Let $\{e_1, \ldots, e_n\} \subset \mathbb{R}^n$ be a basis of $\mathbb{R}^n$, with $e_i = (a_{1i}, a_{2i}, \ldots, a_{ni}) \, \forall i \in \{1,\ldots,n\}$ and $A = \{(x_1, x_2, \ldots, x_n) \in \mathbb{R}^n \, | \, x_i \in [0,1), \forall i \in \{1,2,\ldots,n\}\}$. If $f : \mathbb{R}^n \to \mathbb{R}^n, f(x_1, \ldots, x_n) = (\sum_{j=1}^n a_{ij}x_j)_{i=1,\ldots,n}$ is a linear map, I want to show that $f(A)$ is Lebesgue measurable.

I think that $A$ is a Lebesgue measurable set (I don't know how to show it) but I don't know how to prove the result, or if it's true or not.

Edit: I thing that because $A = [0,1)^n$ and each interval $[0,1)$ is Borel measurable in $\mathbb{R}$, so is Lebesgue measurable in $\mathbb{R}$ it implies that $A$ is Lebesgue measurable in $\mathbb{R}^n$.

Answer 1

The result is true, it is even true if you replace $A$ by any other Lebesgue-measurable set and $f$ by a Lipschitz-continuous function. See e.g., this post here: A Lipschitz transform maps measurable set to measurable. (It is however not true that Lipschitz functions map Borel-sets to Borel-sets.)

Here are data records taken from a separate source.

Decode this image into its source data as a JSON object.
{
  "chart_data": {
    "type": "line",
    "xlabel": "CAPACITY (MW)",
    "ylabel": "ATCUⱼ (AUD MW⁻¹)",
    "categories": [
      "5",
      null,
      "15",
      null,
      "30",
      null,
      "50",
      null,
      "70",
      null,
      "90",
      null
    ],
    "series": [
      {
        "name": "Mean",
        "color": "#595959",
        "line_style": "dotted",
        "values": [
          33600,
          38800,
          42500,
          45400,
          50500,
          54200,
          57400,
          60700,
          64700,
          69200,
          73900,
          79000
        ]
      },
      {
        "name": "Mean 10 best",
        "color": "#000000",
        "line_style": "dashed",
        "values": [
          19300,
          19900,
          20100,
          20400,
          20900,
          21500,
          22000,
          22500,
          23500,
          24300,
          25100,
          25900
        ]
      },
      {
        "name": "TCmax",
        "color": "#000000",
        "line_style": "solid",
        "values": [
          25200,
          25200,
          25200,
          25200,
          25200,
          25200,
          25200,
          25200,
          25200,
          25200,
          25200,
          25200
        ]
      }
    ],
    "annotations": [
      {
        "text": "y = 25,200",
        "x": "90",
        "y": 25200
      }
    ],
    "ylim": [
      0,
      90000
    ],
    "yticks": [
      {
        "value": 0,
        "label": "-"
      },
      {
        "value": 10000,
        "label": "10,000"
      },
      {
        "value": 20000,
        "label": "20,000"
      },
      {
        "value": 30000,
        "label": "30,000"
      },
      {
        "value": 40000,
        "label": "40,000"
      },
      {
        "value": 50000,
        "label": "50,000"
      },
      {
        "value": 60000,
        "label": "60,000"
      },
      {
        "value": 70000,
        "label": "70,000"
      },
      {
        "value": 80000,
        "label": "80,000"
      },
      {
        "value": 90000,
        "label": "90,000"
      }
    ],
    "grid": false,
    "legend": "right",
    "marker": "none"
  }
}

However, for your specific question we need much less theory: Your set $A$ is the intersection of the $2n$ half-spaces of the form $H_i^0=\{x: x_i\geq0\},\, H_i^1=\{x: x_i<1\}$. These are all Borel-measurable, since they are closed, resp. open. Hence, $A$ is open.

Now, what happens to $H_i^1,\, H_i^0$ is you apply $f$?

In the end, you can find a description of $f(A)$ as a finite intersection, which is similar to the one for $A$.

Hint 1: You can write $H_i^0=\{x: \langle x, b_i\rangle \geq 0\} $ and so on. This makes it more obvious where $f$ sends them.

Hint 2: Alternatively, you can use that $f$ is invertible and $f^{-1}$ also linear and continuous to argue that the $f(H_i^0)$ are closed and the $f^{-1}(H_i^1)$ must be open.

Answer 2

First of all, note that $A$ is a cartesian product of intervals. This means that $A$ is a borel set. All borel sets are lebesgue measureable, depending on your definition, this may be definitionally true. For $f(A)$ I would recommend a geometrical perspective. $A$ is essentially a cuboid (up to a null set). What is the shape of $f(A)$? Can you bring $f(A)$ into a cuboid shape as well? If you manage to answer these two questions you will also immediately find what the measure of $f(A)$ is in terms of familiar linear algebra terms!